Officials seek help for schools as power plants lose value

| June 4, 2020

Schools that are losing funding due to the closure or devaluation of power plants in their districts should receive relief from the General Assembly, Sen. Terry Johnson (R-McDermott) said on Wednesday, June 3.

“We broached the idea of this legislation when multiple school districts within the 14th Senate District experienced significant local revenue losses from power plants that saw major decreases in their property value,” Johnson told the Senate Finance Committee during sponsor testimony on SB313. The committee also heard proponent testimony from a number of school representatives including River View Superintendent Dalton Summers.

“These districts have had to make several difficult decisions that have a negative impact on their schools, and ultimately Ohio’s students,” Johnson continued. “As we looked into this issue further it became apparent that this does not just affect the schools in our district, but multiple districts across the state.”

Johnson said the bill would allow the “0.028 adjustment” despite the freeze in state funding for FY20 and FY21. “This adjustment to a district’s share of foundation aid is triggered when a district experiences a change in its valuation of 10 percent or more, “Johnson said.

The bill would also address a clawback of state aid from Felicity-Franklin Local School District, Johnson said, adding that the provision will also provide some funding to Weathersfield Local Schools and Lowellville Local Schools.

“It should be noted that SB313 does not appropriate new dollars from the General Revenue Fund (GRF),” Johnson said. “Instead, the bill utilizes an existing set-aside in state foundation funding that has sufficient unexpended dollars to provide relief to these impacted districts.”

According to a Legislative Service Commission (LSC) fiscal analysis, the bill would provide an FY20 payment of $2.7 million for four districts. Three additional districts would receive one-time payments from the GRF totaling approximately $545,000.

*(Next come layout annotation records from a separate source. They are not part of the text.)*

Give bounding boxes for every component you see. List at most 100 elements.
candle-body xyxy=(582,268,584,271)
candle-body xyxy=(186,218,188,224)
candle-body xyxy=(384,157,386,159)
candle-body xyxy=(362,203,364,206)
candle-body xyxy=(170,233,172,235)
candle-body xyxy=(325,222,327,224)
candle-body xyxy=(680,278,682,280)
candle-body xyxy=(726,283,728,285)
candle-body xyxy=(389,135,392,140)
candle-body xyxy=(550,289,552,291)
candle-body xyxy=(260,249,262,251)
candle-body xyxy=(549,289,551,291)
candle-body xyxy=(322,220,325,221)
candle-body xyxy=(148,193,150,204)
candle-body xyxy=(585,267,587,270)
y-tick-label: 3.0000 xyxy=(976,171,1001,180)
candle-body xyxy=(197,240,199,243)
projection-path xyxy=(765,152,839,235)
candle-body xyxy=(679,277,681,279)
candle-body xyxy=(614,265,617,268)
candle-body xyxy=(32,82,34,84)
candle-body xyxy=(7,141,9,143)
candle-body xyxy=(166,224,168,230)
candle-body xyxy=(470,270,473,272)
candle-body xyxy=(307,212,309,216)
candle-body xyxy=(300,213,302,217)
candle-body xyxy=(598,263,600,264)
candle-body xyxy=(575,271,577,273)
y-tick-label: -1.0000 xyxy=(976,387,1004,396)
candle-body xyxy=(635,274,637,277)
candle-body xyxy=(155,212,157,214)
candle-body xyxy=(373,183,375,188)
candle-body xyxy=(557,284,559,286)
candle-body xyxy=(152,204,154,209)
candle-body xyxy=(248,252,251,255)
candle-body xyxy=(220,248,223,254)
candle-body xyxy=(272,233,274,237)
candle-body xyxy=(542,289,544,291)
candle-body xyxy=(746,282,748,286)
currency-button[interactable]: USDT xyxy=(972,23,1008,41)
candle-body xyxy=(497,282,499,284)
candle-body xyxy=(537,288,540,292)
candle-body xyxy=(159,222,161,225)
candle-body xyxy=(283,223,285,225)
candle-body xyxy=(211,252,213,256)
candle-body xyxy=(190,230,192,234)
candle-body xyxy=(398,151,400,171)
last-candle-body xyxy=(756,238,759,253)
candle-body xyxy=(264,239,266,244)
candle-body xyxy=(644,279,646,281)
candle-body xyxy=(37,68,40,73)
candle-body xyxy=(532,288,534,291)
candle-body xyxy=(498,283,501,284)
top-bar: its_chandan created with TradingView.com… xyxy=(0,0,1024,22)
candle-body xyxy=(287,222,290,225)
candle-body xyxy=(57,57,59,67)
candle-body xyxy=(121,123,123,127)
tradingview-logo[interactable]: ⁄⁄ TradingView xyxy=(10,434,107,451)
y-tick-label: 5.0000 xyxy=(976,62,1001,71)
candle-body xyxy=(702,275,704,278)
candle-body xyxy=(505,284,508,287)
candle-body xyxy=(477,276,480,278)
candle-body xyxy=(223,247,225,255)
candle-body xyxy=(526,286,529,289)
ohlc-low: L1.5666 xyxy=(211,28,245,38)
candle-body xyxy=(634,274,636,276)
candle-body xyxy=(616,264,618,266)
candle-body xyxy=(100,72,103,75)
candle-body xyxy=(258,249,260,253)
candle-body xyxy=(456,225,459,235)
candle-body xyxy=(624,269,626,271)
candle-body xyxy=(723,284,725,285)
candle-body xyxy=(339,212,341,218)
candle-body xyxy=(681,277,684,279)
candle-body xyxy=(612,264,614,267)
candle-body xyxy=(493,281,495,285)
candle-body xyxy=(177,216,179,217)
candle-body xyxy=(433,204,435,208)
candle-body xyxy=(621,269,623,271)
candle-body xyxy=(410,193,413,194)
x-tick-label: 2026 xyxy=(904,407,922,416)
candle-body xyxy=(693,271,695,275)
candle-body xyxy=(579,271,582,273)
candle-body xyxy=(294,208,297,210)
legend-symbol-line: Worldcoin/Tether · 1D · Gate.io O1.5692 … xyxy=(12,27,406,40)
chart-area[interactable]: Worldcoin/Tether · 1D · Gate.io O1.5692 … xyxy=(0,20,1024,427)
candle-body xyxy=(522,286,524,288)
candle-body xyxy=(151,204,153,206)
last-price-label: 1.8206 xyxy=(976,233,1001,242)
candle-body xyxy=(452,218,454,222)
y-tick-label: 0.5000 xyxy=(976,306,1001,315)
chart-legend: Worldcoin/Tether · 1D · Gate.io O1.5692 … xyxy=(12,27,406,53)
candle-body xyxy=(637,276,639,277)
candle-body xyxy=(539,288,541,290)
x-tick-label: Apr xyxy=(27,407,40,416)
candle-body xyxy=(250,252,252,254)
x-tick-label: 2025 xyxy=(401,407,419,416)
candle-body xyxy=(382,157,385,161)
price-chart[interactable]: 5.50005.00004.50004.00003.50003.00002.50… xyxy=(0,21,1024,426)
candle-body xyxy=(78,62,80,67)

Proponent testimony was provided by Barbara Shaner, advocacy specialist for the Ohio Association of School Business Officials (OASBO). She was joined by Will Schwartz, deputy director of legislative services for the Ohio School Boards Association (OSBA), and Kevin Miller, director of governmental relations for the Buckeye Association of School Administrators (BASA).

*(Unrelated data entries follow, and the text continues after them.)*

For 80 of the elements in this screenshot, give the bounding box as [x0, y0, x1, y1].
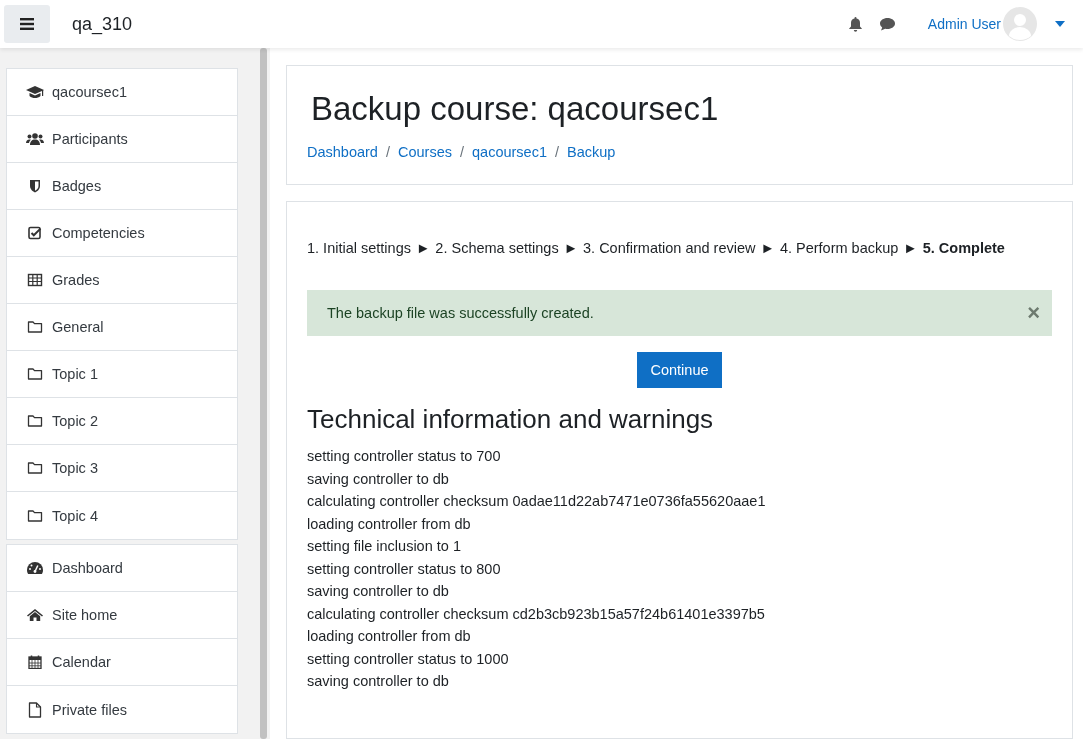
step-arrow: ►	[760, 240, 775, 256]
sidebar-item-label: qacoursec1	[52, 84, 127, 100]
caret-icon[interactable]	[1055, 21, 1065, 27]
section-heading: Technical information and warnings	[307, 404, 715, 435]
sidebar-item-label: Topic 3	[52, 460, 98, 476]
progress-step: 1. Initial settings	[307, 240, 411, 256]
user-name-link[interactable]: Admin User	[927, 16, 1001, 32]
graduation-cap-icon	[26, 85, 44, 99]
log-line: saving controller to db	[307, 582, 450, 601]
log-line: setting file inclusion to 1	[307, 537, 462, 556]
table-icon	[26, 273, 44, 287]
progress-step: 5. Complete	[922, 240, 1005, 256]
checkbox-icon	[26, 226, 44, 240]
step-arrow: ►	[563, 240, 579, 256]
file-icon	[26, 701, 44, 718]
sidebar-item[interactable]: Site home	[7, 592, 237, 639]
progress-step: 4. Perform backup	[779, 240, 899, 256]
alert-message: The backup file was successfully created.	[327, 305, 594, 321]
folder-icon	[26, 367, 44, 381]
breadcrumb-link[interactable]: Dashboard	[307, 144, 378, 160]
sidebar-item-label: Dashboard	[52, 560, 123, 576]
calendar-icon	[26, 655, 44, 669]
gauge-icon	[26, 561, 44, 575]
log-line: loading controller from db	[307, 514, 472, 534]
step-arrow: ►	[416, 240, 431, 256]
chat-bubble-icon[interactable]	[878, 17, 896, 31]
sidebar-item-label: Badges	[52, 178, 102, 194]
sidebar-item[interactable]: General	[7, 304, 237, 351]
sidebar-item[interactable]: Topic 3	[7, 445, 237, 492]
sidebar-item-label: Calendar	[52, 654, 111, 670]
sidebar-item[interactable]: Dashboard	[7, 545, 237, 592]
sidebar-item-label: Participants	[52, 131, 128, 147]
menu-icon	[20, 18, 34, 30]
sidebar-item[interactable]: Topic 4	[7, 492, 237, 539]
log-line: loading controller from db	[307, 627, 472, 646]
log-line: calculating controller checksum 0adae11d22ab7471e0736fa55620aae1	[307, 492, 767, 511]
sidebar-item-label: Grades	[52, 272, 100, 288]
home-icon	[26, 608, 44, 622]
folder-icon	[26, 320, 44, 334]
scrollbar[interactable]	[258, 48, 270, 739]
page-title: Backup course: qacoursec1	[311, 90, 720, 128]
sidebar-item-label: Topic 4	[52, 507, 98, 524]
sidebar-item[interactable]: Calendar	[7, 639, 237, 686]
breadcrumb-link[interactable]: qacoursec1	[472, 144, 547, 160]
sidebar-item[interactable]: Topic 1	[7, 351, 237, 398]
bell-icon[interactable]	[847, 16, 863, 32]
sidebar-item[interactable]: Participants	[7, 116, 237, 163]
sidebar-item-label: Topic 2	[52, 413, 98, 429]
sidebar-item-label: Competencies	[52, 225, 145, 241]
log-line: calculating controller checksum cd2b3cb923b15a57f24b61401e3397b5	[307, 604, 766, 624]
menu-button[interactable]	[4, 5, 50, 43]
sidebar-item[interactable]: Private files	[7, 686, 237, 733]
sidebar-item-label: Topic 1	[52, 366, 98, 382]
folder-icon	[26, 414, 44, 428]
breadcrumb-separator: /	[459, 144, 464, 160]
progress-step: 3. Confirmation and review	[583, 240, 756, 256]
folder-icon	[26, 461, 44, 475]
sidebar-item[interactable]: Competencies	[7, 210, 237, 257]
log-line: saving controller to db	[307, 469, 450, 489]
continue-button[interactable]: Continue	[637, 352, 722, 388]
breadcrumb-link[interactable]: Backup	[567, 144, 616, 160]
breadcrumb-separator: /	[554, 144, 559, 160]
sidebar-item-label: Private files	[52, 701, 127, 718]
sidebar-item-label: General	[52, 319, 104, 335]
log-line: setting controller status to 800	[307, 559, 502, 579]
log-line: setting controller status to 1000	[307, 649, 510, 669]
sidebar-item-label: Site home	[52, 607, 118, 623]
breadcrumb-link[interactable]: Courses	[397, 144, 452, 160]
users-icon	[26, 132, 44, 146]
sidebar-item[interactable]: Grades	[7, 257, 237, 304]
sidebar-item[interactable]: Badges	[7, 163, 237, 210]
sidebar-item[interactable]: Topic 2	[7, 398, 237, 445]
folder-icon	[26, 508, 44, 523]
progress-step: 2. Schema settings	[435, 240, 559, 256]
log-line: saving controller to db	[307, 672, 450, 691]
sidebar-item[interactable]: qacoursec1	[7, 69, 237, 116]
step-arrow: ►	[903, 240, 918, 256]
log-line: setting controller status to 700	[307, 447, 502, 466]
site-name-link[interactable]: qa_310	[72, 13, 133, 35]
breadcrumb-separator: /	[385, 144, 390, 160]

“The districts with electricity power plants within their borders have enjoyed the benefits of the value of public utility facilities in their tax base in the past. However, the residents in these districts are typically not wealthy,” Shaner said. “In fact, power plant school districts’ residents tend to have a lower median income and a higher percentage of poverty than the state average. Therefore, it is more difficult for these districts to use local means to offset the loss of property valuation and tax revenue resulting from the devaluation of public utility property, and in extreme cases, closure of the power plants.”

While they support the bill, Shaner said OASBO, OSBA and BASA are recommending a couple changes to provide more support for school districts.

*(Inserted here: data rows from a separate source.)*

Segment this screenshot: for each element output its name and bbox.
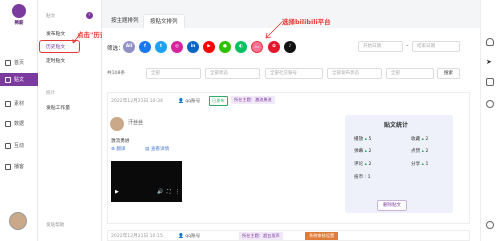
post2-tag: 系统审核设置: [305, 232, 339, 240]
edit-icon[interactable]: [486, 78, 494, 86]
podcast-icon: [5, 163, 11, 170]
stat-coin: 投币 : 1: [354, 175, 371, 180]
user-avatar[interactable]: [9, 212, 27, 230]
post2-topic-badge: 所在主题：超五发声: [239, 232, 283, 240]
nav-posts[interactable]: 贴文: [0, 73, 38, 86]
nav-home[interactable]: 首页: [0, 56, 38, 69]
select-misc[interactable]: 全部: [386, 68, 434, 79]
bell-icon[interactable]: [486, 38, 494, 46]
filter-all-chip[interactable]: All: [123, 41, 135, 53]
annotation-bilibili: 选择bilibili平台: [282, 18, 331, 26]
youtube-icon[interactable]: ▶: [203, 41, 215, 53]
date-range-dash: –: [406, 43, 409, 49]
tab-by-topic[interactable]: 按主题排列: [105, 14, 145, 28]
facebook-icon[interactable]: f: [139, 41, 151, 53]
send-icon[interactable]: ➤: [486, 58, 494, 66]
end-date-input[interactable]: 结束日期: [412, 41, 460, 52]
filter-label: 筛选：: [107, 46, 124, 52]
tiktok-icon[interactable]: ♪: [284, 41, 296, 53]
sub-item-publish[interactable]: 发布贴文: [46, 30, 65, 37]
post-time: 2022年12月21日 10:34: [111, 99, 163, 104]
details-link[interactable]: ▤ 查看详情: [145, 146, 169, 152]
stat-favorite: 收藏 ▴ 2: [411, 137, 429, 142]
translate-icon: ⊕: [111, 147, 115, 152]
data-icon: [5, 120, 11, 127]
linkedin-icon[interactable]: in: [187, 41, 199, 53]
nav-interaction[interactable]: 互动: [0, 139, 38, 152]
weixin-icon[interactable]: ◐: [235, 41, 247, 53]
sub-item-workload[interactable]: 发贴工作量: [46, 104, 70, 111]
select-type[interactable]: 全部: [146, 68, 201, 79]
nav-data[interactable]: 数据: [0, 117, 38, 130]
wechat-icon[interactable]: ●: [219, 41, 231, 53]
weibo-icon[interactable]: ✿: [268, 41, 280, 53]
post-avatar: [110, 117, 124, 131]
nav-materials[interactable]: 素材: [0, 97, 38, 110]
posts-icon: [5, 76, 11, 83]
logo-mark: [12, 4, 26, 18]
annotation-arrow-bilibili: [265, 21, 283, 39]
status-badge: 已发布: [209, 96, 228, 106]
sub-item-scheduled[interactable]: 定时贴文: [46, 57, 65, 64]
twitter-icon[interactable]: t: [155, 41, 167, 53]
topic-badge: 所在主题：激流勇进: [231, 96, 275, 104]
stat-like: 点赞 ▴ 2: [411, 149, 429, 154]
translate-link[interactable]: ⊕ 翻译: [111, 146, 126, 152]
sub-section-stats: 统计: [46, 91, 56, 96]
select-account[interactable]: 全部社交账号: [265, 68, 323, 79]
interaction-icon: [5, 142, 11, 149]
video-player[interactable]: ▶ 🔊 ⛶ ⋮: [111, 161, 182, 202]
total-count: 共108条: [107, 71, 125, 76]
stat-comment: 评论 ▴ 2: [354, 162, 372, 167]
bilibili-icon[interactable]: ▭: [251, 41, 263, 53]
stat-danmaku: 弹幕 ▴ 2: [354, 149, 372, 154]
sub-item-history[interactable]: 历史贴文: [46, 43, 65, 50]
stat-play: 播放 ▴ 5: [354, 137, 372, 142]
sub-section-posts: 贴文: [46, 14, 56, 19]
stat-share: 分享 ▴ 1: [411, 162, 429, 167]
settings-icon[interactable]: [486, 221, 494, 229]
play-icon[interactable]: ▶: [115, 189, 119, 195]
search-button[interactable]: 搜索: [437, 68, 460, 79]
more-icon[interactable]: ⋮: [175, 189, 180, 195]
delete-post-button[interactable]: 删除贴文: [377, 200, 407, 211]
fullscreen-icon[interactable]: ⛶: [167, 189, 171, 195]
post-account: 👤 qq账号: [178, 99, 201, 104]
instagram-icon[interactable]: ◎: [171, 41, 183, 53]
brand-name: 稀薪: [14, 21, 24, 26]
start-date-input[interactable]: 开始日期: [358, 41, 403, 52]
tab-by-post[interactable]: 按贴文排列: [143, 14, 185, 28]
home-icon: [5, 59, 11, 66]
select-status[interactable]: 全部状态: [205, 68, 260, 79]
post-author: 汗丝丝: [128, 120, 144, 126]
nav-podcast[interactable]: 播客: [0, 160, 38, 173]
right-toolbar: [480, 0, 500, 241]
help-link[interactable]: 发贴帮助: [46, 222, 64, 228]
volume-icon[interactable]: 🔊: [157, 189, 163, 195]
materials-icon: [5, 100, 11, 107]
post2-account: 👤 qq账号: [178, 234, 201, 239]
post2-time: 2022年12月21日 10:15: [111, 234, 163, 239]
help-icon[interactable]: [486, 100, 494, 108]
select-publish-status[interactable]: 全部发布状态: [327, 68, 382, 79]
annotation-arrow-history: [72, 33, 81, 44]
post-text: 激流勇进: [111, 139, 130, 144]
collapse-button[interactable]: ‹: [86, 12, 93, 19]
app-logo[interactable]: 稀薪: [6, 4, 32, 30]
details-icon: ▤: [145, 147, 150, 152]
stats-title: 贴文统计: [384, 122, 409, 129]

“We believe an adjustment to the threshold for the initial valuation test (i.e., a 10 percent change year-over-year rather than over a two-year period) would bring in one additional school district, River View Local Schools in Coshocton County, that has seen significant reductions over the past several years due to power plant devaluations,” Shaner said.

“The second modification would provide more significant relief to those districts, who under the previous flawed school funding formula were on the ‘guarantee’ and therefore the payment produced by the recalculation in SB313 will only provide for very small payments relative to the loss in local property taxes,” Shaner said.

In addition to Summers, proponent testimony was also provided by Dave Gibson of Felicity-Franklin Local School District, Jude Meyers of Gallia County Local School District, Tracey Miller of New Richmond Exempted Village School District, Jack Thompson of Perry Local Schools, and Victor Bowman, Brian Rau and Eva Elliot of Manchester Local School District.